Newly aware that I had never seen Epcot in its actual aluminum flesh, I did some nominal research that turned up an article my father and a colleague had written in a trade magazine with this quote from one of Epcot’s designers: “We wanted to create an atmosphere for our guests that raises their spirit and kindles an excitement for the human experience in the future…We knew that having the entire sphere raised above the ground would cause substantial engineering problems but the psychological uplift for our guests would be worth it.”

Although the reality turned out to be different, my revisionist memory of seeing the structure itself had supported that beautiful sentiment.

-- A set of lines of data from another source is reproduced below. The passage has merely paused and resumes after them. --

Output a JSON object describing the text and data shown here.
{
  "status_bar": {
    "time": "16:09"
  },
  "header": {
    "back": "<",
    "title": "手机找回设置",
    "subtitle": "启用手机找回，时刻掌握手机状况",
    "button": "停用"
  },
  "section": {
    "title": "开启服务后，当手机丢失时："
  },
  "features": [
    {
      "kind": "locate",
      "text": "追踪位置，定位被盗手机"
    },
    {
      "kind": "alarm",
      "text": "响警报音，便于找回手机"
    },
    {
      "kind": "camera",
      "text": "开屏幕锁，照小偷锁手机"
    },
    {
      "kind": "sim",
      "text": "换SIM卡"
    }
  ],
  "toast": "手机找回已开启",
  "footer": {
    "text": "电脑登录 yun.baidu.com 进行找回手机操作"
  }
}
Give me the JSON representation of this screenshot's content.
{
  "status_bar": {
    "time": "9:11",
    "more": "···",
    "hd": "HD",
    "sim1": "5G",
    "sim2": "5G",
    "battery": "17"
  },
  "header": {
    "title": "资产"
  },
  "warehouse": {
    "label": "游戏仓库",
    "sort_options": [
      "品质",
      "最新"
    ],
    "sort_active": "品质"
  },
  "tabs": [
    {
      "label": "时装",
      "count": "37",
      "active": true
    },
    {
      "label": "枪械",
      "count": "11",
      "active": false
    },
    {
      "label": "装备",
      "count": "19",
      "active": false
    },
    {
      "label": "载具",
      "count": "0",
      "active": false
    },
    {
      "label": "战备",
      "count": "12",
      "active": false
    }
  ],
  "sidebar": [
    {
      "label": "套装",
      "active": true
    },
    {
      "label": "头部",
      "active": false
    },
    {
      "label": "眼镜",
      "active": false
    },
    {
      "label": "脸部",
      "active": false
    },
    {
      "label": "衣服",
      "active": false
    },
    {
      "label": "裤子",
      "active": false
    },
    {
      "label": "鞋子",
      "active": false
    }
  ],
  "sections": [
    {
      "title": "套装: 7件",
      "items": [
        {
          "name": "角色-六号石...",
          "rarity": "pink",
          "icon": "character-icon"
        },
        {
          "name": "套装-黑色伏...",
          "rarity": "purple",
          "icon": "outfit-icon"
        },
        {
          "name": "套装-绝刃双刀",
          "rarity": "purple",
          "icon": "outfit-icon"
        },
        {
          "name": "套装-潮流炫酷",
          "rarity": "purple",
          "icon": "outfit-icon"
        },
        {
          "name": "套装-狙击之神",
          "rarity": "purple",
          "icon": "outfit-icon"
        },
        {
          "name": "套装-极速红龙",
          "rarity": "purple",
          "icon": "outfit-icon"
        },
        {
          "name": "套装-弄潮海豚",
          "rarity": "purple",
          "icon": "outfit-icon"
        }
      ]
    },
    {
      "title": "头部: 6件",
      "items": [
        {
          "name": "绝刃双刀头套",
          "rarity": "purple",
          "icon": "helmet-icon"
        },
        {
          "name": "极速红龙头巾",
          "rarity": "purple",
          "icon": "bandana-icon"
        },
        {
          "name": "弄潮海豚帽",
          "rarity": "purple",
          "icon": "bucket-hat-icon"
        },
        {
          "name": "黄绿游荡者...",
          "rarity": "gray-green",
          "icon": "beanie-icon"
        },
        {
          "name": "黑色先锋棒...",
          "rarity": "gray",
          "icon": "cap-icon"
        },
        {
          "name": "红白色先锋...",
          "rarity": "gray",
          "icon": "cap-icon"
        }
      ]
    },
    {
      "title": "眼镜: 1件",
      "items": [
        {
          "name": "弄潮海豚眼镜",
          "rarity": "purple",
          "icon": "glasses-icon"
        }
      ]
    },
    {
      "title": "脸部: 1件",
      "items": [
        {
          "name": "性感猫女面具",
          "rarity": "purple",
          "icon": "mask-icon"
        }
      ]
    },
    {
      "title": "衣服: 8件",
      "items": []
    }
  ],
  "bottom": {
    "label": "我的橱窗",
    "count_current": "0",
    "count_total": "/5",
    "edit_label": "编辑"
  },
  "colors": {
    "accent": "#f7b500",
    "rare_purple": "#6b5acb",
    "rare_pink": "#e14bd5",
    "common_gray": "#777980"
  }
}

Perhaps as a way to survive that messy post-divorce period, perhaps unable to resist the tantalizing temptation of a good story even then, my 5-year-old self insisted upon the memory of gazing at the fierce impenetrability of that sphere and absorbing some elemental truths about strength, and struggle, and joy, and a beautiful future. My own personal creation myth.

Though it has served me well, maybe it’s time at long last to retire the dream. Epcot turns 35 this year, and I hope that even now, it is as bright and sparkly in real life as it is in my imagination, where I will keep it. Thanks for the memories, Epcot.

Heather Grossmann is a professional editor and writer living in Brooklyn (because of course). When she’s not imbibing the news of the day, she’s an avid reader of memoirs and all kinds of fiction.